By Ian Pollock
Personal finance reporter, BBC News
The hearings could affect millions of people with pre-2007 credit cards
Legal test cases at the end of this month will affect the enforceability of hundreds of millions of pounds worth of credit card debts and other loans.
Five days have been set aside at the High Court in Manchester to hear 12 separate cases that will help to determine a variety of legal issues under the Consumer Credit Act (CCA).
Several are being brought on behalf of clients of a prominent claims management company, Cartel Client Review.
Its boss, Carl Wright, hopes that favourable decisions will lay down some legal ground rules that will force banks and card companies to settle thousands of similar cases on his books.
"We want the judges to rule on these claims, providing precedents which will prevent the banks and credit card companies delaying on paying out on consumer claims any longer," Mr Wright says.
The past year or so has seen a largely unreported explosion of litigation in the county courts between lenders and their customers.
There are now thought to be tens of thousands of similar cases in the legal pipeline.
Typically, borrowers argue that their debts cannot be enforced because the lenders have failed to abide by the CCA.
The law says a lender cannot ask a court to enforce a debt if the lender's original agreement failed to comply with certain requirements.
"Once you have established the agreement is defective, in at least one of a number of specific ways, the court has no discretion to grant an enforcement order in favour of the creditor," says barrister Oliver Mishcon.
However, due to a new Consumer Credit Act in 2006, this lack of discretion for judges only applies to regulated consumer credit agreements entered into before April 7 2007.
Specifically, loan agreements for fixed sums or credit cards must contain three "prescribed terms":
• the amount of credit; or the limit of the credit, or the manner in which the limit will be decided
• the rate of interest
• how the borrower is to repay the debt.
Bob Imrie, who trains trading standards officers and also claims management firms in the operation of the CCA, is doubtful that the courts will let people escape their debts.
"Courts are not very sympathetic to claims that terms and conditions were not provided to customers," he says.
"You've got a real problem trying to undo an agreement on a technicality; you've got to provide evidence the banks behaved wrongly," he adds.
However, the potential use of the law to favour debtors was highlighted by a case in October this year at Stockport County Court.
Alun Thomas helped a client challenge a credit card debt of £6,585
Deputy district judge Howarth issued a decision in favour of a Mr Yates, so that his credit card debt of £6,585 can never be collected.
Mr Yates had run up the debt after taking out the MBNA card in 2003.
In January 2009, the debt was sold, or "assigned", to a debt collection firm called CL Finance and it swiftly took Mr Yates to court to get the money back.
He argued that the copy of the original agreement supplied by MBNA to the court was incomplete and illegible, and so it was unclear that the prescribed terms had in fact been included.

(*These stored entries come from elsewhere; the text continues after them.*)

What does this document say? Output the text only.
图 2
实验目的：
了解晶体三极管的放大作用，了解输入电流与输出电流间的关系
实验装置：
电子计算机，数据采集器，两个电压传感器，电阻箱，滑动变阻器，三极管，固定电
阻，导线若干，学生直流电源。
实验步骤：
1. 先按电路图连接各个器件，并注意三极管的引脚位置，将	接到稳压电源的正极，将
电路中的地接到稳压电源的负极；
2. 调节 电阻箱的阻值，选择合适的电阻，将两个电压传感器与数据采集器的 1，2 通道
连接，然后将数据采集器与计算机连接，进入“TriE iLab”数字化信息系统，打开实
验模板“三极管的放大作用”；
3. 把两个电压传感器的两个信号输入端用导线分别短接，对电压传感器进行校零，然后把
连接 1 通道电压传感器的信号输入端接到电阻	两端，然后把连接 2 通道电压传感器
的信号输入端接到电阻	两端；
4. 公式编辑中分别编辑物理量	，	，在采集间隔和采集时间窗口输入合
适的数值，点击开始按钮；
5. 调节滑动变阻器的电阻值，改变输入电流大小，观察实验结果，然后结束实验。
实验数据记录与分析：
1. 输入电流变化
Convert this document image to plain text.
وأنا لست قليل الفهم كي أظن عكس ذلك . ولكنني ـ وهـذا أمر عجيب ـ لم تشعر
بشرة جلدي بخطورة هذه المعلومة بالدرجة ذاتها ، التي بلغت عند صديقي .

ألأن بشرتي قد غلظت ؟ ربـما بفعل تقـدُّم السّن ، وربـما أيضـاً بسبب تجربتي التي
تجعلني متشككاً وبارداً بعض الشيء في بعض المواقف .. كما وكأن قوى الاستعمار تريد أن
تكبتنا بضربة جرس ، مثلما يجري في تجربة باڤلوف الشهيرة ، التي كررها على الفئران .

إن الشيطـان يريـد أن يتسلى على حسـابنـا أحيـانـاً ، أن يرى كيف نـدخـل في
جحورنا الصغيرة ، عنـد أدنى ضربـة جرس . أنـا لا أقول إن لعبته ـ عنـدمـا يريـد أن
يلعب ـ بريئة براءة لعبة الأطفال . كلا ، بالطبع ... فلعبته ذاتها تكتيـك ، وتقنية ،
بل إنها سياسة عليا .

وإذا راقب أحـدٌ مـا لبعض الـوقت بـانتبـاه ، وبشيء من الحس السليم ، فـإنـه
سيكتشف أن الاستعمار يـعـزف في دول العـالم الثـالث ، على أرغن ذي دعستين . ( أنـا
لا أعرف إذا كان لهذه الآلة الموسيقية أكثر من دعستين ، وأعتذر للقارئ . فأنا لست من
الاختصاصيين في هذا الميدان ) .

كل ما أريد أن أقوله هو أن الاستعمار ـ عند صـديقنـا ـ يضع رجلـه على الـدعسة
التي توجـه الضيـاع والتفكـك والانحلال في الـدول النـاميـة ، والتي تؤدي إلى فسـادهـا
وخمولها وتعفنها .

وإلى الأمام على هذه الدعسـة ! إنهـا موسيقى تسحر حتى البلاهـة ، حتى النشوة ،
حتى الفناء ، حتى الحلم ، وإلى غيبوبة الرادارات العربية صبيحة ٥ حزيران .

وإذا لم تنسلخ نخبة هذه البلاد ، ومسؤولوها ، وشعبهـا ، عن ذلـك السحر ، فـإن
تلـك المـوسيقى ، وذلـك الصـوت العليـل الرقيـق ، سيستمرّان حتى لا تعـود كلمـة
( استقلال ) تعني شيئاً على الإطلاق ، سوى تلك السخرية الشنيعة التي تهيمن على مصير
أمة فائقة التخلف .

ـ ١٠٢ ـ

CL Finance did not turn up for the hearing and lost by default, but at the request of Mr Yates' lawyers the judge went on to declare that the debt was unenforceable.
Mr Yates' solicitor, Alun Thomas of law firm JW Hughes in Llandudno, says he has 300 similar cases on his books.
"There are solicitors up and down the country handling many more," he says.
"There are many cases, but almost all of them have yet to be decided."
Difficulties for banks
What has become apparent is that of the millions of credit cards, store cards and personal loans issued since the CCA came into force, some seem to have used incorrectly drafted agreements.
"The proportion of improperly executed credit cards is very high; the further back in time you go, the more sloppy many of the lenders seem to have been," says Mr Mishcon.
What has also emerged is that lenders sometimes have great difficulty:
• presenting debtors and courts with a copy of the original signed agreement
• presenting one that is legible enough to show that it contained the prescribed terms
• showing that the terms were supplied at the time the agreement was struck, or were embodied in the same document.
One bank is even thought to have destroyed all its old loan and credit card agreements as a matter of policy.
"I have spoken to many ex-members of staff who told me their agreements were carted off by couriers at the end of each week with no proper filing," says Bob Imrie.
It would be wrong to assume that this groundswell of litigation means that banks are generally in the wrong and will necessarily lose.
Three English test cases heard in October and November, one in the High Court and two in the Appeal Court, have all been won by lenders.
One, involving a man called Philip McGuffick and the Royal Bank of Scotland, bent the stick very much in favour of lenders.
The case concerned the situation where a lender is temporarily unable to produce a copy of the loan agreement, perhaps because it is having trouble finding it.
Although that prevents the lender chasing the debt by court action for the time being, the ruling means it can still put other pressure on a borrower to pay up, for instance by threatening to inform credit reference agencies that the borrower is in default.
"We are still learning, the law is not settled," another barrister said.
"It is complicated, not resolved, and no one is in a position of certainty at the moment," he added.